Ces jours ci, que ce soit sur ma page Netvibes ou en tête de gandole des articles du site des inrocks, un mot au dessus des autres : THRILLER, oui on fête le trentenaire de la sortie de l'alboum le plus vendu, l'objet manufacturé peut être parmi les plus vendus de toute l'histoire, le brahmapoutre est un fleuve impur qui charrie avec lui des alluvions de toute sorte, on a décidé de publier le texte d'un pote - avec son aimable autorisation - texte comparatiste , relevant de sa passion pour deux des sommets de la musique populaire étasunienne ala oua houa : Elvis et Michael, le texte a été écrit en hommage à Michael, un an après sa mort. Non, ne me remerciez pas.
Heartbreak Hotel
par Y.B
(Hôtel des cœurs brisés)
Un même titre pour deux chansons différentes au thème poético-funèbre
identique, requiems aussi prémonitoires, ésotériques et tragiques que l’Ad
Aeternam qui eut la peau de Mozart.
Wolfie et Bambi, même combat et même défaite ? Ou même victoire ?

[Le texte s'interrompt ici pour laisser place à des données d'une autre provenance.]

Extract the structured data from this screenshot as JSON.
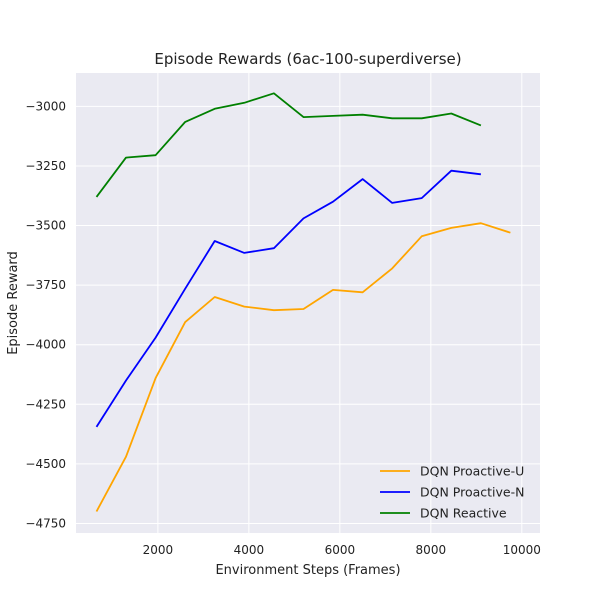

Voici comment ce Heartbreak Hotel janussien unifia la face bicolore de la grise Amérique contemporaine en
tuant Elvis Presley et Michael Jackson, leurs auteurs-interprètes.
En guise de pénétration
Les USA ne sont pas un « empire », comme on ne
cesse de se l’entendre chanter sur tous les tons par les brigades déclinistes,
mercenaires du présent biaisant avec l’évidence qu’on ne peut parler
d’impérialisme sans qu’il y ait eu à la clé quelque colonie.

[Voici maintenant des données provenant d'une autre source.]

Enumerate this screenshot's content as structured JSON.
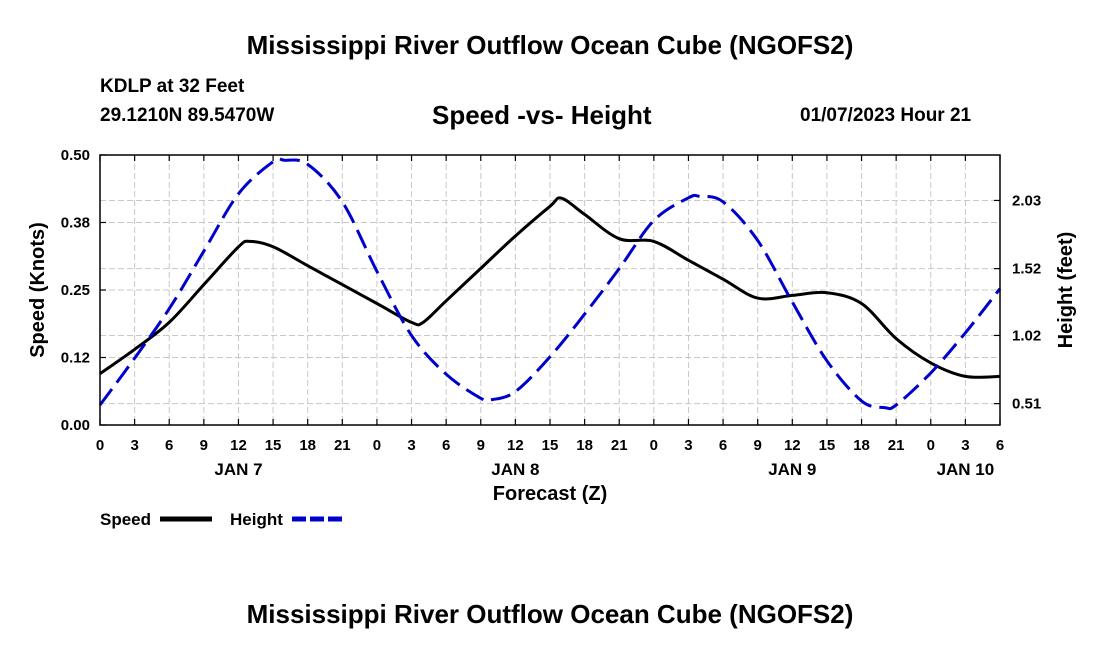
{
  "header": {
    "title": "Mississippi River Outflow Ocean Cube (NGOFS2)",
    "station": "KDLP at 32 Feet",
    "coords": "29.1210N  89.5470W",
    "subtitle": "Speed -vs- Height",
    "datetime": "01/07/2023 Hour 21"
  },
  "footer": {
    "title": "Mississippi River Outflow Ocean Cube (NGOFS2)"
  },
  "chart_data": {
    "type": "line",
    "xlabel": "Forecast (Z)",
    "ylabel": "Speed (Knots)",
    "ylabel_right": "Height (feet)",
    "xlim": [
      0,
      78
    ],
    "ylim": [
      0,
      0.5
    ],
    "ylim_right": [
      0.35,
      2.37
    ],
    "grid": true,
    "x_ticks": [
      0,
      3,
      6,
      9,
      12,
      15,
      18,
      21,
      24,
      27,
      30,
      33,
      36,
      39,
      42,
      45,
      48,
      51,
      54,
      57,
      60,
      63,
      66,
      69,
      72,
      75,
      78
    ],
    "x_tick_labels": [
      "0",
      "3",
      "6",
      "9",
      "12",
      "15",
      "18",
      "21",
      "0",
      "3",
      "6",
      "9",
      "12",
      "15",
      "18",
      "21",
      "0",
      "3",
      "6",
      "9",
      "12",
      "15",
      "18",
      "21",
      "0",
      "3",
      "6"
    ],
    "day_labels": [
      {
        "x": 12,
        "label": "JAN 7"
      },
      {
        "x": 36,
        "label": "JAN 8"
      },
      {
        "x": 60,
        "label": "JAN 9"
      },
      {
        "x": 75,
        "label": "JAN 10"
      }
    ],
    "y_ticks": [
      0,
      0.125,
      0.25,
      0.375,
      0.5
    ],
    "y_tick_labels": [
      "0.00",
      "0.12",
      "0.25",
      "0.38",
      "0.50"
    ],
    "y_ticks_right": [
      0.51,
      1.02,
      1.52,
      2.03
    ],
    "y_tick_labels_right": [
      "0.51",
      "1.02",
      "1.52",
      "2.03"
    ],
    "series": [
      {
        "name": "Speed",
        "axis": "left",
        "color": "#000000",
        "style": "solid",
        "x": [
          0,
          3,
          6,
          9,
          12,
          13,
          15,
          18,
          21,
          24,
          27,
          28,
          30,
          33,
          36,
          39,
          40,
          42,
          45,
          48,
          51,
          54,
          57,
          60,
          63,
          66,
          69,
          72,
          75,
          78
        ],
        "y": [
          0.095,
          0.14,
          0.19,
          0.26,
          0.33,
          0.34,
          0.33,
          0.295,
          0.26,
          0.225,
          0.19,
          0.19,
          0.23,
          0.29,
          0.35,
          0.405,
          0.42,
          0.39,
          0.345,
          0.34,
          0.305,
          0.27,
          0.235,
          0.24,
          0.245,
          0.225,
          0.16,
          0.115,
          0.09,
          0.09
        ]
      },
      {
        "name": "Height",
        "axis": "right",
        "color": "#0000cc",
        "style": "dashed",
        "x": [
          0,
          3,
          6,
          9,
          12,
          15,
          16,
          18,
          21,
          24,
          27,
          30,
          33,
          34,
          36,
          39,
          42,
          45,
          48,
          51,
          52,
          54,
          57,
          60,
          63,
          66,
          68,
          69,
          72,
          75,
          78
        ],
        "y": [
          0.5,
          0.85,
          1.22,
          1.65,
          2.08,
          2.32,
          2.33,
          2.3,
          2.02,
          1.5,
          1.02,
          0.73,
          0.55,
          0.54,
          0.6,
          0.86,
          1.18,
          1.52,
          1.88,
          2.05,
          2.06,
          2.02,
          1.73,
          1.27,
          0.83,
          0.53,
          0.48,
          0.5,
          0.74,
          1.04,
          1.37
        ]
      }
    ],
    "legend": [
      {
        "label": "Speed",
        "color": "#000000",
        "style": "solid"
      },
      {
        "label": "Height",
        "color": "#0000cc",
        "style": "dashed"
      }
    ]
  }
}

Les USA sont un « royaume », dont l’histoire du XXe
siècle se joua au tempo de partitions musicales R’n’B’ similaires, mais à
l’envers…
Ce royaume a deux Rois : le premier est blanc et
s’appelle Elvis Presley ; le second est noir et s’appelle Michael Jackson.
Le Roi blanc fut proclamé « The King » par le bon peuple WASP ;
le Roi noir s’autoproclama « The King of pop », sans attendre que ses
copigmentés mélaniniques, qui n’en espéraient pas tant, n’osent le faire.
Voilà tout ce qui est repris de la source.